By Tim Hayes
People too often make the mistake of trying to record or remember only the big stuff. Graduations, weddings, vacations – these images get stuffed into photo albums and dominate iPhone directories. And I plead just as guilty as anybody else on this score.
Yet, while those major life events do represent some great mile-markers to treasure, it may be that those lesser, everyday fleeting moments, when someone tells a great joke, or reaches out unexpectedly to hold your hand, or gets you up and dancing for no reason – the ones when you’re having too much fun to think of grabbing a camera – that truly mean the most.
Many years ago, I found myself in charge of our three kids while my wife was out one Saturday morning. The kids ranged in age from probably three to eight. Still little enough to want to hang around with Dad, in other words.
We had finished breakfast, and I had a favorite CD in the player, volume down pretty low, just for background music. Steely Dan’s greatest hits. We lived in a small Cape Cod house back then, three kids, two parents, and a dog, so space remained sort of tight. But nobody seemed to mind – which worked to our advantage in what happened next.
The song “My Old School” came on, an all-time favorite of mine. So I cranked up the volume, bounded out of my seat at the dining room table, ran into the living room and started dancing. Just flat-out, goofy-fool, who-cares-who’s-looking dancing.
Well, my three young charges thought this was so hysterical that they did the same thing, leaping from their chairs to join the fun. All four of us dancing, laughing, having just the greatest time together. Even the dog got into the act. Both ridiculous and sublime.
Unmitigated, unbounded, untrammeled joy. No pictures, no official record exists of these five minutes of absolute bliss with my kids, other than the memory of it in my head. But remember it, I do. And it makes me really happy all over again each time I think of it.

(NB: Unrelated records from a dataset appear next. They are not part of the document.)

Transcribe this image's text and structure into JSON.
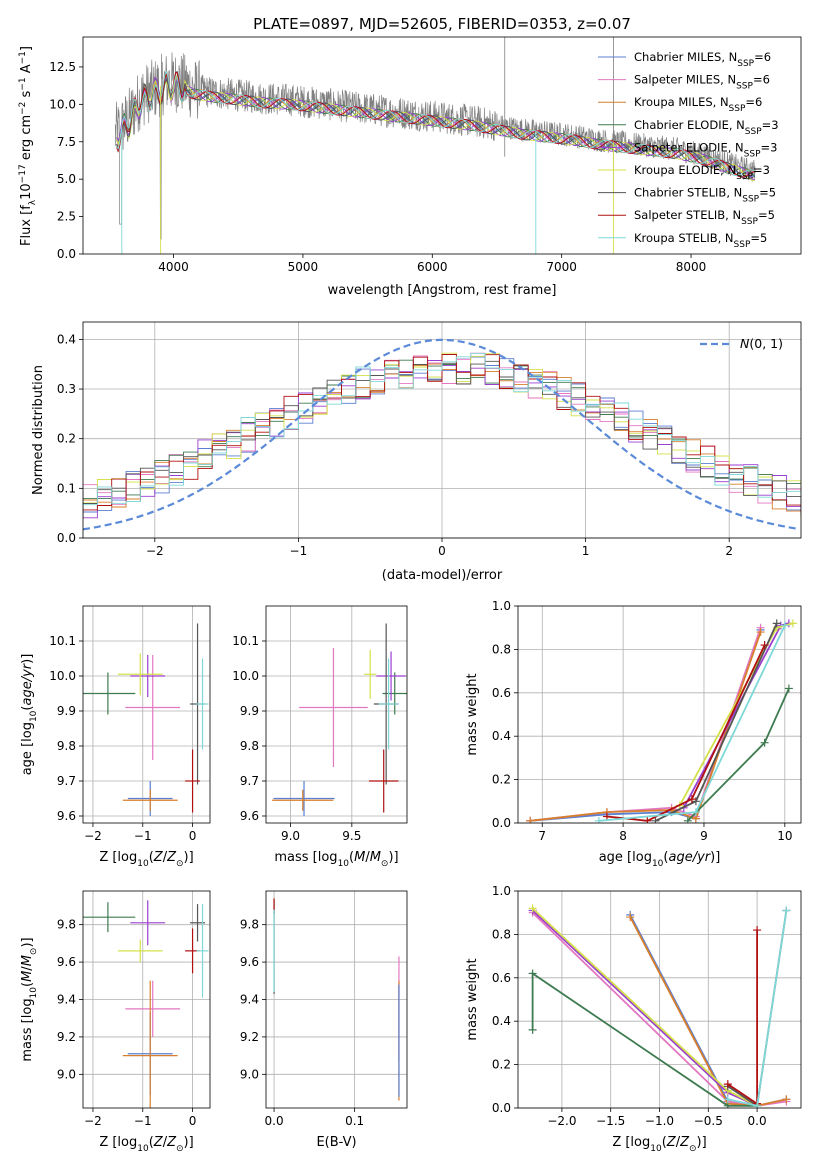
{
  "figure": {
    "title": "PLATE=0897, MJD=52605, FIBERID=0353, z=0.07"
  },
  "colors": {
    "Chabrier MILES": "#5b7fd0",
    "Salpeter MILES": "#e377c2",
    "Kroupa MILES": "#d87f2c",
    "Chabrier ELODIE": "#3e7b50",
    "Salpeter ELODIE": "#9b3fd0",
    "Kroupa ELODIE": "#d4e04a",
    "Chabrier STELIB": "#555555",
    "Salpeter STELIB": "#b01010",
    "Kroupa STELIB": "#7fd8d8",
    "data": "#808080",
    "normal": "#5b8ad8"
  },
  "chart_data": [
    {
      "id": "spectrum",
      "type": "line",
      "title": "PLATE=0897, MJD=52605, FIBERID=0353, z=0.07",
      "xlabel": "wavelength [Angstrom, rest frame]",
      "ylabel": "Flux [f$_\\lambda$10$^{-17}$ erg cm$^{-2}$ s$^{-1}$ A$^{-1}$]",
      "xlim": [
        3300,
        8850
      ],
      "ylim": [
        0,
        14.5
      ],
      "xticks": [
        4000,
        5000,
        6000,
        7000,
        8000
      ],
      "yticks": [
        0.0,
        2.5,
        5.0,
        7.5,
        10.0,
        12.5
      ],
      "legend": "top-right",
      "legend_entries": [
        "Chabrier MILES, N_SSP=6",
        "Salpeter MILES, N_SSP=6",
        "Kroupa MILES, N_SSP=6",
        "Chabrier ELODIE, N_SSP=3",
        "Salpeter ELODIE, N_SSP=3",
        "Kroupa ELODIE, N_SSP=3",
        "Chabrier STELIB, N_SSP=5",
        "Salpeter STELIB, N_SSP=5",
        "Kroupa STELIB, N_SSP=5"
      ],
      "continuum": {
        "x": [
          3550,
          3650,
          3750,
          3850,
          3950,
          4050,
          4150,
          4300,
          4500,
          4700,
          4900,
          5100,
          5300,
          5500,
          5700,
          5900,
          6100,
          6300,
          6500,
          6700,
          6900,
          7100,
          7300,
          7500,
          7700,
          7900,
          8100,
          8300,
          8500
        ],
        "y": [
          8.0,
          9.0,
          10.5,
          11.0,
          11.5,
          11.5,
          11.0,
          10.8,
          10.6,
          10.4,
          10.3,
          10.1,
          9.9,
          9.7,
          9.5,
          9.3,
          9.1,
          8.9,
          8.6,
          8.3,
          8.1,
          7.9,
          7.6,
          7.4,
          7.2,
          7.0,
          6.6,
          6.0,
          5.5
        ]
      }
    },
    {
      "id": "residuals",
      "type": "line",
      "xlabel": "(data-model)/error",
      "ylabel": "Normed distribution",
      "xlim": [
        -2.5,
        2.5
      ],
      "ylim": [
        0,
        0.435
      ],
      "xticks": [
        -2,
        -1,
        0,
        1,
        2
      ],
      "yticks": [
        0.0,
        0.1,
        0.2,
        0.3,
        0.4
      ],
      "legend": "top-right",
      "legend_entries": [
        "N(0,1)"
      ],
      "gaussian": {
        "mean": 0,
        "sigma": 1
      }
    },
    {
      "id": "age_vs_Z",
      "type": "scatter",
      "xlabel": "Z [log10(Z/Z_sun)]",
      "ylabel": "age  [log10(age/yr)]",
      "xlim": [
        -2.2,
        0.35
      ],
      "ylim": [
        9.58,
        10.2
      ],
      "xticks": [
        -2,
        -1,
        0
      ],
      "yticks": [
        9.6,
        9.7,
        9.8,
        9.9,
        10.0,
        10.1
      ],
      "points": [
        {
          "model": "Chabrier MILES",
          "x": -0.85,
          "y": 9.65,
          "xerr": 0.45,
          "yerr": 0.05
        },
        {
          "model": "Salpeter MILES",
          "x": -0.8,
          "y": 9.91,
          "xerr": 0.55,
          "yerr": 0.15
        },
        {
          "model": "Kroupa MILES",
          "x": -0.85,
          "y": 9.645,
          "xerr": 0.55,
          "yerr": 0.03
        },
        {
          "model": "Chabrier ELODIE",
          "x": -1.7,
          "y": 9.95,
          "xerr": 0.55,
          "yerr": 0.06
        },
        {
          "model": "Salpeter ELODIE",
          "x": -0.9,
          "y": 10.0,
          "xerr": 0.35,
          "yerr": 0.06
        },
        {
          "model": "Kroupa ELODIE",
          "x": -1.05,
          "y": 10.005,
          "xerr": 0.45,
          "yerr": 0.06
        },
        {
          "model": "Chabrier STELIB",
          "x": 0.1,
          "y": 9.92,
          "xerr": 0.15,
          "yerr": 0.23
        },
        {
          "model": "Salpeter STELIB",
          "x": 0.0,
          "y": 9.7,
          "xerr": 0.15,
          "yerr": 0.09
        },
        {
          "model": "Kroupa STELIB",
          "x": 0.2,
          "y": 9.92,
          "xerr": 0.12,
          "yerr": 0.13
        }
      ]
    },
    {
      "id": "age_vs_mass",
      "type": "scatter",
      "xlabel": "mass [log10(M/M_sun)]",
      "xlim": [
        8.8,
        9.95
      ],
      "ylim": [
        9.58,
        10.2
      ],
      "xticks": [
        9.0,
        9.5
      ],
      "yticks": [
        9.6,
        9.7,
        9.8,
        9.9,
        10.0,
        10.1
      ],
      "points": [
        {
          "model": "Chabrier MILES",
          "x": 9.11,
          "y": 9.65,
          "xerr": 0.25,
          "yerr": 0.05
        },
        {
          "model": "Salpeter MILES",
          "x": 9.35,
          "y": 9.91,
          "xerr": 0.28,
          "yerr": 0.17
        },
        {
          "model": "Kroupa MILES",
          "x": 9.1,
          "y": 9.645,
          "xerr": 0.25,
          "yerr": 0.03
        },
        {
          "model": "Chabrier ELODIE",
          "x": 9.85,
          "y": 9.95,
          "xerr": 0.1,
          "yerr": 0.06
        },
        {
          "model": "Salpeter ELODIE",
          "x": 9.82,
          "y": 10.0,
          "xerr": 0.12,
          "yerr": 0.07
        },
        {
          "model": "Kroupa ELODIE",
          "x": 9.65,
          "y": 10.005,
          "xerr": 0.05,
          "yerr": 0.07
        },
        {
          "model": "Chabrier STELIB",
          "x": 9.78,
          "y": 9.92,
          "xerr": 0.1,
          "yerr": 0.23
        },
        {
          "model": "Salpeter STELIB",
          "x": 9.76,
          "y": 9.7,
          "xerr": 0.12,
          "yerr": 0.09
        },
        {
          "model": "Kroupa STELIB",
          "x": 9.8,
          "y": 9.92,
          "xerr": 0.08,
          "yerr": 0.13
        }
      ]
    },
    {
      "id": "weight_vs_age",
      "type": "line",
      "xlabel": "age  [log10(age/yr)]",
      "ylabel": "mass weight",
      "xlim": [
        6.7,
        10.2
      ],
      "ylim": [
        0,
        1.0
      ],
      "xticks": [
        7,
        8,
        9,
        10
      ],
      "yticks": [
        0.0,
        0.2,
        0.4,
        0.6,
        0.8,
        1.0
      ],
      "series": [
        {
          "name": "Chabrier MILES",
          "x": [
            6.85,
            7.8,
            8.6,
            8.9,
            9.7
          ],
          "y": [
            0.01,
            0.04,
            0.05,
            0.02,
            0.89
          ]
        },
        {
          "name": "Salpeter MILES",
          "x": [
            6.85,
            7.8,
            8.6,
            8.9,
            9.7
          ],
          "y": [
            0.01,
            0.05,
            0.07,
            0.03,
            0.9
          ]
        },
        {
          "name": "Kroupa MILES",
          "x": [
            6.85,
            7.8,
            8.6,
            8.9,
            9.7
          ],
          "y": [
            0.01,
            0.05,
            0.06,
            0.02,
            0.88
          ]
        },
        {
          "name": "Chabrier ELODIE",
          "x": [
            8.8,
            9.75,
            10.05
          ],
          "y": [
            0.01,
            0.37,
            0.62
          ]
        },
        {
          "name": "Salpeter ELODIE",
          "x": [
            8.75,
            9.95,
            10.05
          ],
          "y": [
            0.07,
            0.91,
            0.92
          ]
        },
        {
          "name": "Kroupa ELODIE",
          "x": [
            8.7,
            9.9,
            10.1
          ],
          "y": [
            0.08,
            0.9,
            0.92
          ]
        },
        {
          "name": "Chabrier STELIB",
          "x": [
            8.4,
            8.9,
            9.9
          ],
          "y": [
            0.01,
            0.1,
            0.92
          ]
        },
        {
          "name": "Salpeter STELIB",
          "x": [
            7.8,
            8.3,
            8.85,
            9.75
          ],
          "y": [
            0.03,
            0.01,
            0.11,
            0.82
          ]
        },
        {
          "name": "Kroupa STELIB",
          "x": [
            7.7,
            8.9,
            10.0
          ],
          "y": [
            0.01,
            0.05,
            0.91
          ]
        }
      ]
    },
    {
      "id": "mass_vs_Z",
      "type": "scatter",
      "xlabel": "Z [log10(Z/Z_sun)]",
      "ylabel": "mass [log10(M/M_sun)]",
      "xlim": [
        -2.2,
        0.35
      ],
      "ylim": [
        8.82,
        9.98
      ],
      "xticks": [
        -2,
        -1,
        0
      ],
      "yticks": [
        9.0,
        9.2,
        9.4,
        9.6,
        9.8
      ],
      "points": [
        {
          "model": "Chabrier MILES",
          "x": -0.85,
          "y": 9.11,
          "xerr": 0.45,
          "yerr": 0.22
        },
        {
          "model": "Salpeter MILES",
          "x": -0.8,
          "y": 9.35,
          "xerr": 0.55,
          "yerr": 0.15
        },
        {
          "model": "Kroupa MILES",
          "x": -0.85,
          "y": 9.1,
          "xerr": 0.55,
          "yerr": 0.4
        },
        {
          "model": "Chabrier ELODIE",
          "x": -1.7,
          "y": 9.84,
          "xerr": 0.55,
          "yerr": 0.08
        },
        {
          "model": "Salpeter ELODIE",
          "x": -0.9,
          "y": 9.81,
          "xerr": 0.35,
          "yerr": 0.12
        },
        {
          "model": "Kroupa ELODIE",
          "x": -1.05,
          "y": 9.66,
          "xerr": 0.45,
          "yerr": 0.06
        },
        {
          "model": "Chabrier STELIB",
          "x": 0.1,
          "y": 9.81,
          "xerr": 0.15,
          "yerr": 0.1
        },
        {
          "model": "Salpeter STELIB",
          "x": 0.0,
          "y": 9.66,
          "xerr": 0.15,
          "yerr": 0.12
        },
        {
          "model": "Kroupa STELIB",
          "x": 0.2,
          "y": 9.66,
          "xerr": 0.12,
          "yerr": 0.25
        }
      ]
    },
    {
      "id": "mass_vs_ebv",
      "type": "scatter",
      "xlabel": "E(B-V)",
      "xlim": [
        -0.01,
        0.165
      ],
      "ylim": [
        8.82,
        9.98
      ],
      "xticks": [
        0.0,
        0.1
      ],
      "yticks": [
        9.0,
        9.2,
        9.4,
        9.6,
        9.8
      ],
      "points": [
        {
          "model": "Chabrier ELODIE",
          "x": 0.0,
          "y": 9.9,
          "xerr": 0,
          "yerr": 0.04
        },
        {
          "model": "Salpeter STELIB",
          "x": 0.0,
          "y": 9.9,
          "xerr": 0,
          "yerr": 0.04
        },
        {
          "model": "Chabrier STELIB",
          "x": 0.0,
          "y": 9.65,
          "xerr": 0,
          "yerr": 0.22
        },
        {
          "model": "Kroupa STELIB",
          "x": 0.0,
          "y": 9.66,
          "xerr": 0,
          "yerr": 0.22
        },
        {
          "model": "Salpeter MILES",
          "x": 0.155,
          "y": 9.35,
          "xerr": 0,
          "yerr": 0.28
        },
        {
          "model": "Kroupa MILES",
          "x": 0.155,
          "y": 9.18,
          "xerr": 0,
          "yerr": 0.32
        },
        {
          "model": "Chabrier MILES",
          "x": 0.155,
          "y": 9.18,
          "xerr": 0,
          "yerr": 0.3
        }
      ]
    },
    {
      "id": "weight_vs_Z",
      "type": "line",
      "xlabel": "Z [log10(Z/Z_sun)]",
      "ylabel": "mass weight",
      "xlim": [
        -2.45,
        0.45
      ],
      "ylim": [
        0,
        1.0
      ],
      "xticks": [
        -2.0,
        -1.5,
        -1.0,
        -0.5,
        0.0
      ],
      "yticks": [
        0.0,
        0.2,
        0.4,
        0.6,
        0.8,
        1.0
      ],
      "series": [
        {
          "name": "Chabrier MILES",
          "x": [
            -1.3,
            -0.3,
            0.0,
            0.3
          ],
          "y": [
            0.89,
            0.03,
            0.01,
            0.04
          ]
        },
        {
          "name": "Salpeter MILES",
          "x": [
            -2.3,
            -0.3,
            0.0,
            0.3
          ],
          "y": [
            0.9,
            0.03,
            0.01,
            0.03
          ]
        },
        {
          "name": "Kroupa MILES",
          "x": [
            -1.3,
            -0.3,
            0.0,
            0.3
          ],
          "y": [
            0.88,
            0.02,
            0.01,
            0.04
          ]
        },
        {
          "name": "Chabrier ELODIE",
          "x": [
            -2.3,
            -2.3,
            -0.3,
            0.0
          ],
          "y": [
            0.36,
            0.62,
            0.01,
            0.01
          ]
        },
        {
          "name": "Salpeter ELODIE",
          "x": [
            -2.3,
            -0.3,
            0.0
          ],
          "y": [
            0.91,
            0.07,
            0.01
          ]
        },
        {
          "name": "Kroupa ELODIE",
          "x": [
            -2.3,
            -0.3,
            0.0
          ],
          "y": [
            0.92,
            0.08,
            0.01
          ]
        },
        {
          "name": "Chabrier STELIB",
          "x": [
            -0.3,
            0.0,
            0.3
          ],
          "y": [
            0.1,
            0.01,
            0.91
          ]
        },
        {
          "name": "Salpeter STELIB",
          "x": [
            -0.3,
            0.0,
            0.0
          ],
          "y": [
            0.11,
            0.02,
            0.82
          ]
        },
        {
          "name": "Kroupa STELIB",
          "x": [
            -0.3,
            0.0,
            0.3
          ],
          "y": [
            0.04,
            0.01,
            0.91
          ]
        }
      ]
    }
  ]
}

You go to work every day, and it can wear you down. Too much month left at the end of your money. Life throws you curve balls. Life doesn’t always play fair. And what’s up with these presidential candidates, anyway? Sometimes it feels like it would be so much easier to just resign yourself to drudgery, negativity, and hopelessness, wouldn’t it?
But here’s some free and unsolicited advice – don’t give in to those temptations. Sure, everybody’s life has some parts that suck, but it’s not every single part of your life, bearing down on you every single day, with absolutely no possibility of relief, right?
Even if you have to swim back in time to reclaim a wonderful, happy moment of pure joy, do it! They’re in there, bobbing around in your subconscious, waiting to be plucked out and plopped right in the front of your mind again. And when new ones occur, make a point of logging them in your brain for retrieval years down the road, when you may need a positive pick-me-up.
On that silly, miraculous morning, I didn’t know or care what the lyrics of “My Old School” actually described. I still don’t. All I know is that it’s a great song to dance to – especially when you’re with your little ones, jumping around the living room together, in fun, in joy, in love.